Voyager et préserver notre planète

Spiritours est fière de permettre annuellement à des milliers de voyageur de réaliser leurs rêves en s’envolant aux quatre coins du monde. Toutefois, la préservation de la couche d’ozone et de l’environnement nous préoccupe grandement. C’est pourquoi, depuis l’automne dernier (2010), tous nos formulaires d’inscription offre l’option d’acheter des « crédits de compensation » lorsque les destinations incluent un trajet aérien.

Mais qu’est-ce qu’un « crédit de compensation » au juste? Le Crédit de compensation d’émission de carbone est un concept né au cours de la dernière décennie en Europe. C’est une monnaie non visible, échangeable, un peu comme le sont les actions à la bourse. Il est le cœur d’un système de compensation remarquable.

Illustrons le tout : vous utilisez votre voiture à essence tous les jours et, ce faisant, vous ajoutez une certaine quantité de gaz à effet de serre (GES) dans l’atmosphère. L’invention du crédit compensatoire (aussi appelé crédit de carbone) vous permet dorénavant de compenser cette pollution. Il suffit simplement d’acheter un nombre de crédits correspondant à la quantité de pollution que vous avez émise. L’argent versé sert ensuite à financer des projets qui réduisent autant la quantité de gaz à effet de serre que la quantité que vous avez ajoutée. Bref, au bout du compte, vous aurez eu un effet neutre dans l’atmosphère.
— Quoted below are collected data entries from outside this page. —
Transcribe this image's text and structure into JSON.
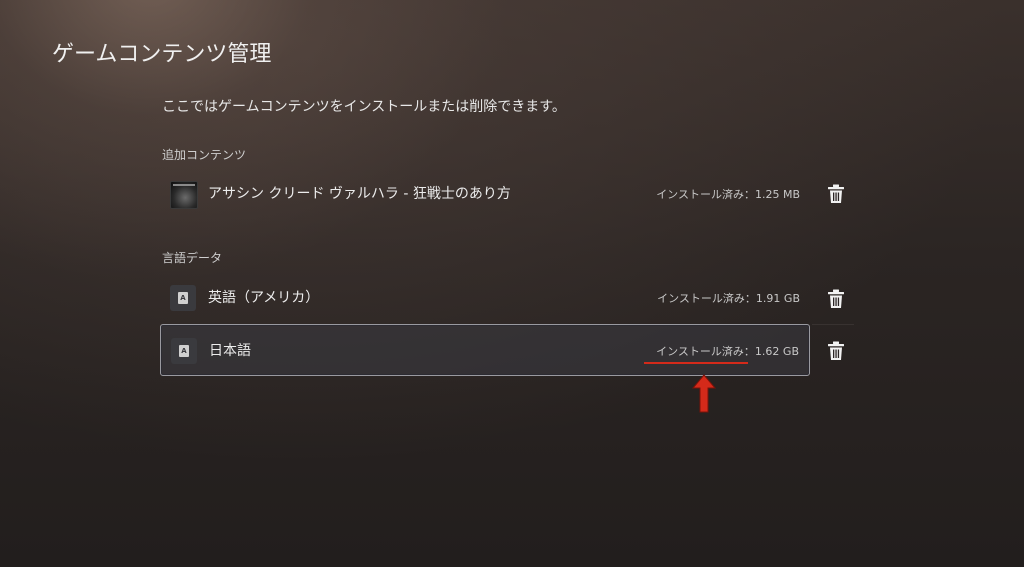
{
  "page": {
    "title": "ゲームコンテンツ管理",
    "description": "ここではゲームコンテンツをインストールまたは削除できます。"
  },
  "sections": {
    "addon": {
      "label": "追加コンテンツ",
      "items": [
        {
          "name": "アサシン クリード ヴァルハラ - 狂戦士のあり方",
          "size": "インストール済み：1.25 MB"
        }
      ]
    },
    "language": {
      "label": "言語データ",
      "items": [
        {
          "name": "英語（アメリカ）",
          "size": "インストール済み：1.91 GB"
        },
        {
          "name": "日本語",
          "size": "インストール済み：1.62 GB"
        }
      ]
    }
  },
  "icons": {
    "delete": "trash-icon",
    "language": "language-icon",
    "thumbnail": "addon-thumbnail"
  },
  "colors": {
    "annotation": "#d42a1a",
    "focus_border": "#9a9aa0"
  }
}
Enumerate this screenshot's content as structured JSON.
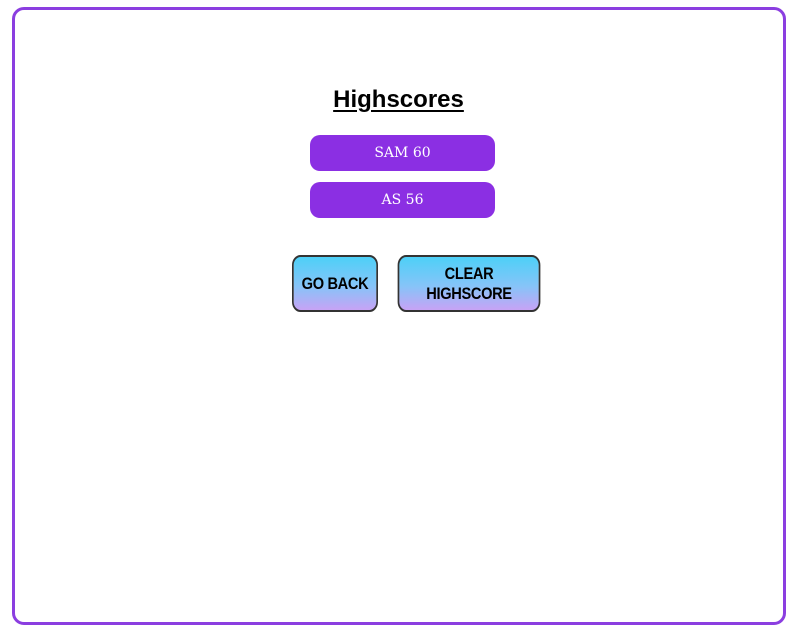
{
  "page": {
    "title": "Highscores"
  },
  "scores": [
    {
      "label": "SAM 60"
    },
    {
      "label": "AS 56"
    }
  ],
  "buttons": {
    "go_back": "GO BACK",
    "clear": "CLEAR HIGHSCORE"
  },
  "colors": {
    "frame_border": "#8b3ee0",
    "score_bg": "#8b2fe3",
    "score_text": "#ffffff",
    "button_gradient_top": "#4dd0f7",
    "button_gradient_bottom": "#c7a3f5",
    "button_border": "#333333"
  }
}
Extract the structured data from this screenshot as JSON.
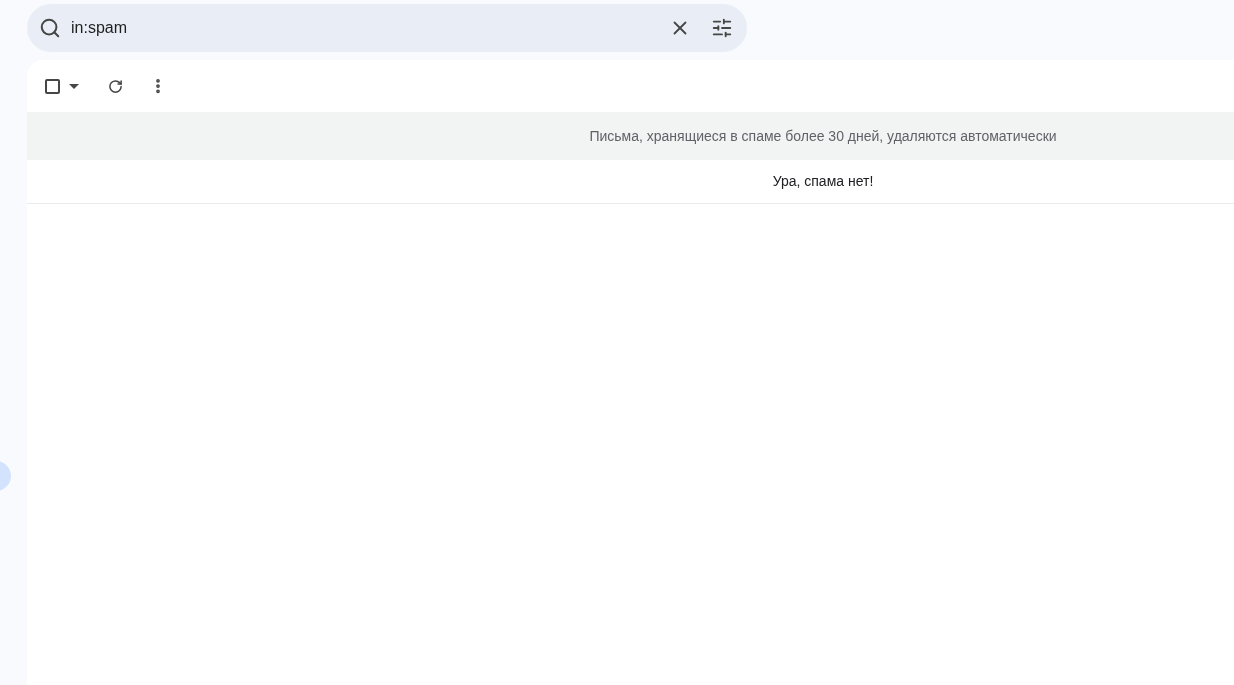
{
  "search": {
    "value": "in:spam"
  },
  "toolbar": {
    "select_all": {
      "checked": false
    }
  },
  "notice": "Письма, хранящиеся в спаме более 30 дней, удаляются автоматически",
  "empty_message": "Ура, спама нет!"
}
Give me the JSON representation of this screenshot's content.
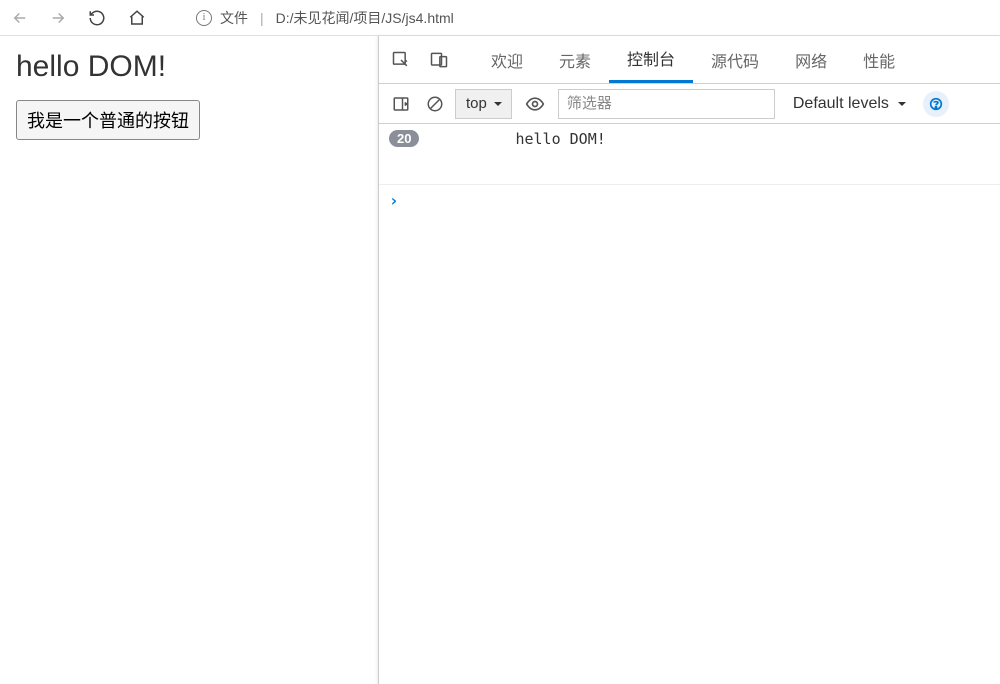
{
  "browser": {
    "file_label": "文件",
    "divider": "|",
    "url": "D:/未见花闻/项目/JS/js4.html"
  },
  "page": {
    "heading": "hello DOM!",
    "button_label": "我是一个普通的按钮"
  },
  "devtools": {
    "tabs": {
      "welcome": "欢迎",
      "elements": "元素",
      "console": "控制台",
      "sources": "源代码",
      "network": "网络",
      "performance": "性能"
    },
    "toolbar": {
      "context": "top",
      "filter_placeholder": "筛选器",
      "levels": "Default levels"
    },
    "console": {
      "count": "20",
      "message": "hello DOM!"
    }
  }
}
Brillant n’est-ce pas ?

Mais dans quel projet Spiritours investi-elle cet argent?  Disons d’abord que Spiritours ne sert que d’intermédiaire dans ce processus. Celui qui émet réellement ces crédits et qui reçoit, en échange, l’argent perçu par Spiritours, est un organisme sans but lucratif qui s’appelle Planetair.

Véronique Morin est directrice de projets chez Planetair. Nous lui avons demandé de nous en dire plus sur l’entreprise pour laquelle elle travaille. « Notre OSBL développe des projets d’efficacité énergétique et d’énergie renouvelable. Nous travaillons, par exemple, au nord du Madagascar, à démanteler un parc de génératrices très polluantes, fonctionnant au diésel, servant à l’alimentation électrique des habitants. Nous les remplaçons par un parc d’éoliennes qui produit de l’énergie renouvelable et non polluante. »

En tout, Planetair investit les sommes récoltées dans une dizaine de projets internationaux comme celui de Madagascar. « On s’occupe aussi de produire de l’électricité par biomasse en Inde, de construire une mini centrale hydroélectrique en Indonésie, etc. Chaque projet doit engendrer des retombés économiques locales comme la formation de la population touchée et la création d’emplois à long terme. « Car, précise-t-elle, les projets sont pris en charge par la population locale et non par des organisations internationales ».

« Toute personne sensibilisée à son impact dans l’environnement peut ainsi acheter des crédits sur notre site internet ou par l’un de nos partenaires (comme Spiritours). Que ce soit la personne qui conduit sa voiture ou celle qui voyage en avion, tout le monde peut faire une différence » ajoute Mme Morin.

Fait à noter, Spiritours offre à sa clientèle la possibilité de compenser les effets néfastes de leur vol aérien soit en totalité ou partiellement. C’est ainsi que l’on espère sensibiliser de plus en plus de voyageurs sur le rôle qu’il peut jouer afin d’assurer aux générations à venir qu’elles hériteront elles aussi d’une planète propre et féconde.